Euro, British Pound Dive as Italian Bank Worries Heat Up
- Euro, British Pound drop on Italian financial instability worries
- NZ Dollar gains with local bonds, yield appeal a possible driver
- Illiquidity may continue to amplify knee-jerk FX market volatility
The Euro and the British Pound underperformed overnight, extending a selloff that began in Europe yesterday. That move began concurrently with an Italian 6-month bill sale where yields fell to -0.317 percent, the lowest in at least 34 years. Italy’s benchmark FTSE/MIB stock index also fell alongside Sterling and the single currency. Taken together, this speaks to rising concern about Italian financial stability.

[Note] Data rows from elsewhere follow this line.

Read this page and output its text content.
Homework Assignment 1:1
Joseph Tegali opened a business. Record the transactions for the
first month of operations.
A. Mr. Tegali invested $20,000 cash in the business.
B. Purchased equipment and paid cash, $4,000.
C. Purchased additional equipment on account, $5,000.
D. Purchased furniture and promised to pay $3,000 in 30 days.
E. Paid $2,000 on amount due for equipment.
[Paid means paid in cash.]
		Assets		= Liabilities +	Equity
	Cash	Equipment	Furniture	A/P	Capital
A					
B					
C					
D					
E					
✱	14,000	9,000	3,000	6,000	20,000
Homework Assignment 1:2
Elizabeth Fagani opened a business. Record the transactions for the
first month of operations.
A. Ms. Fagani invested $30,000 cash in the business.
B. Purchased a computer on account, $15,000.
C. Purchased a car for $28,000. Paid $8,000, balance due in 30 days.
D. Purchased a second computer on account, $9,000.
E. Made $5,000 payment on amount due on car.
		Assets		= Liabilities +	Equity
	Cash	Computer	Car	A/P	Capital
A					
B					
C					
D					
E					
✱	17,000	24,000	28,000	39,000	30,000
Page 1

The move may be a latent response to Monday’s ECB statement saying embattled lender Monte dei Paschi di Siena needs €8.8 billion to cover its balance sheetshortfall. This exceeds a prior estimate of €5 billion and the €6.3 billion said to be due from Italy’s government (according to local media). Holiday closures may account for the markets’ delayed response. The UK unit appears to have suffered by regional association.
The New Zealand Dollar traded broadly higher, rising alongside the island nation’s baseline 10-year government bond. The move may reflect a pickup in demand for NZD-denominated assets as traders consider the appeal of the highest-yielding currency in the G10 FX space. The RBNZ is the only central bank besides the Fed that is expected to raise rates in 2017, issuing one hike per priced-in bets implied in OIS rates.

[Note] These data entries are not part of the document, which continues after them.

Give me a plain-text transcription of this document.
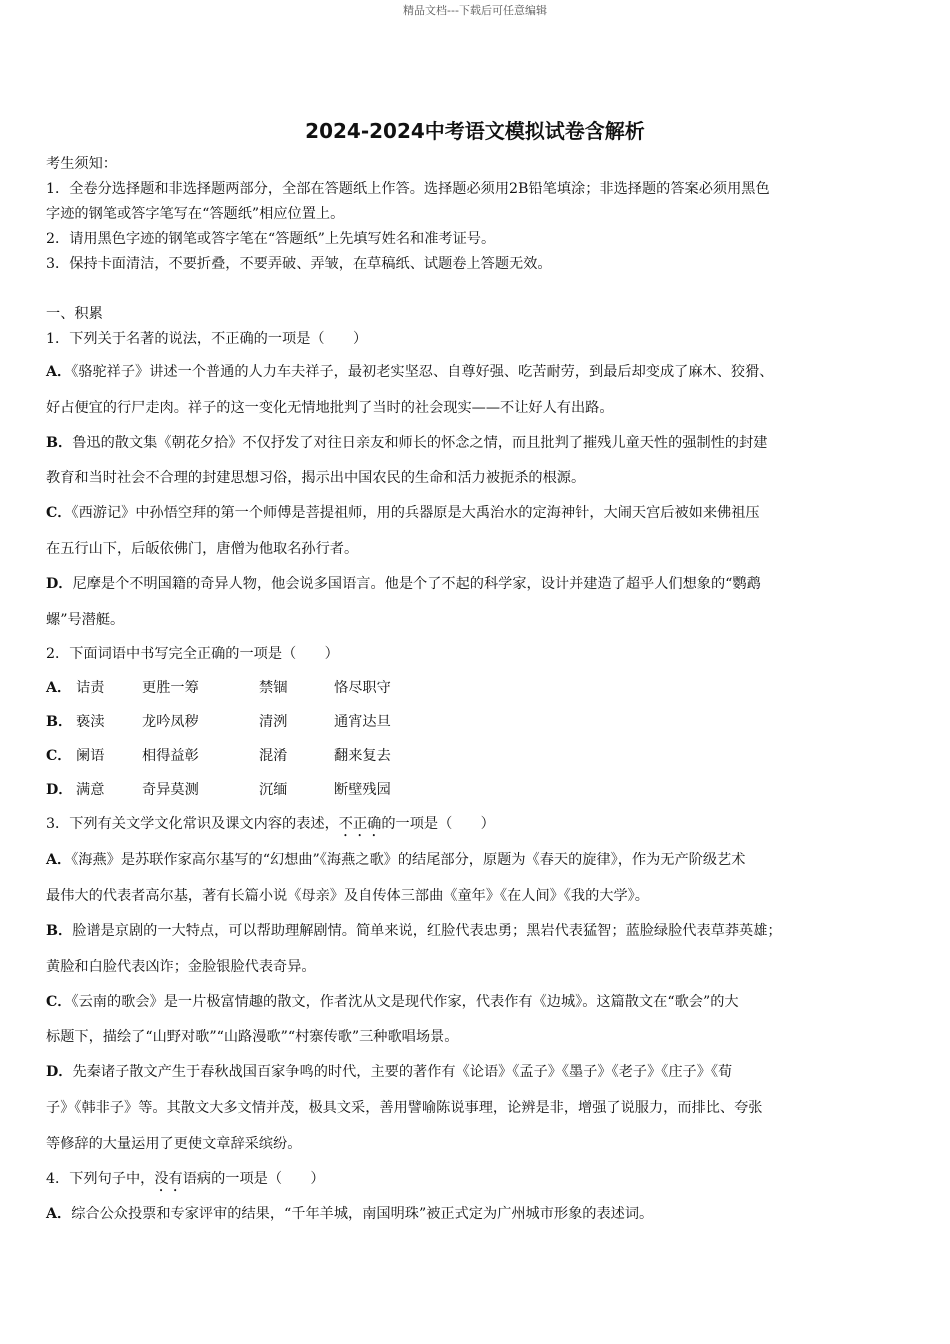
精品文档---下载后可任意编辑
2024-2024中考语文模拟试卷含解析
考生须知：
1．全卷分选择题和非选择题两部分，全部在答题纸上作答。选择题必须用2B铅笔填涂；非选择题的答案必须用黑色
字迹的钢笔或答字笔写在“答题纸”相应位置上。
2．请用黑色字迹的钢笔或答字笔在“答题纸”上先填写姓名和准考证号。
3．保持卡面清洁，不要折叠，不要弄破、弄皱，在草稿纸、试题卷上答题无效。
一、积累
1．下列关于名著的说法，不正确的一项是（　　）
A．《骆驼祥子》讲述一个普通的人力车夫祥子，最初老实坚忍、自尊好强、吃苦耐劳，到最后却变成了麻木、狡猾、
好占便宜的行尸走肉。祥子的这一变化无情地批判了当时的社会现实——不让好人有出路。
B．鲁迅的散文集《朝花夕拾》不仅抒发了对往日亲友和师长的怀念之情，而且批判了摧残儿童天性的强制性的封建
教育和当时社会不合理的封建思想习俗，揭示出中国农民的生命和活力被扼杀的根源。
C．《西游记》中孙悟空拜的第一个师傅是菩提祖师，用的兵器原是大禹治水的定海神针，大闹天宫后被如来佛祖压
在五行山下，后皈依佛门，唐僧为他取名孙行者。
D．尼摩是个不明国籍的奇异人物，他会说多国语言。他是个了不起的科学家，设计并建造了超乎人们想象的“鹦鹉
螺”号潜艇。
2．下面词语中书写完全正确的一项是（　　）
A． 诘责	更胜一筹	禁锢	恪尽职守
B． 亵渎	龙吟凤秽	清洌	通宵达旦
C． 阑语	相得益彰	混淆	翻来复去
D． 满意	奇异莫测	沉缅	断壁残园
3．下列有关文学文化常识及课文内容的表述，不正确的一项是（　　）
A．《海燕》是苏联作家高尔基写的“幻想曲”《海燕之歌》的结尾部分，原题为《春天的旋律》，作为无产阶级艺术
最伟大的代表者高尔基，著有长篇小说《母亲》及自传体三部曲《童年》《在人间》《我的大学》。
B．脸谱是京剧的一大特点，可以帮助理解剧情。简单来说，红脸代表忠勇；黑岩代表猛智；蓝脸绿脸代表草莽英雄；
黄脸和白脸代表凶诈；金脸银脸代表奇异。
C．《云南的歌会》是一片极富情趣的散文，作者沈从文是现代作家，代表作有《边城》。这篇散文在“歌会”的大
标题下，描绘了“山野对歌”“山路漫歌”“村寨传歌”三种歌唱场景。
D．先秦诸子散文产生于春秋战国百家争鸣的时代，主要的著作有《论语》《孟子》《墨子》《老子》《庄子》《荀
子》《韩非子》等。其散文大多文情并茂，极具文采，善用譬喻陈说事理，论辨是非，增强了说服力，而排比、夸张
等修辞的大量运用了更使文章辞采缤纷。
4．下列句子中，没有语病的一项是（　　）
A．综合公众投票和专家评审的结果，“千年羊城，南国明珠”被正式定为广州城市形象的表述词。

Another quiet day is ahead on the European economic data front. However, as noted yesterday, that need not mean that volatility risk can be dismissed. Indeed, the sudden drop in European currencies over the past 24 hours seems to be a textbook case study in the amplifying effects of illiquid market conditions on moves that might have been shallower in normal trade. With that in mind, caution remains important.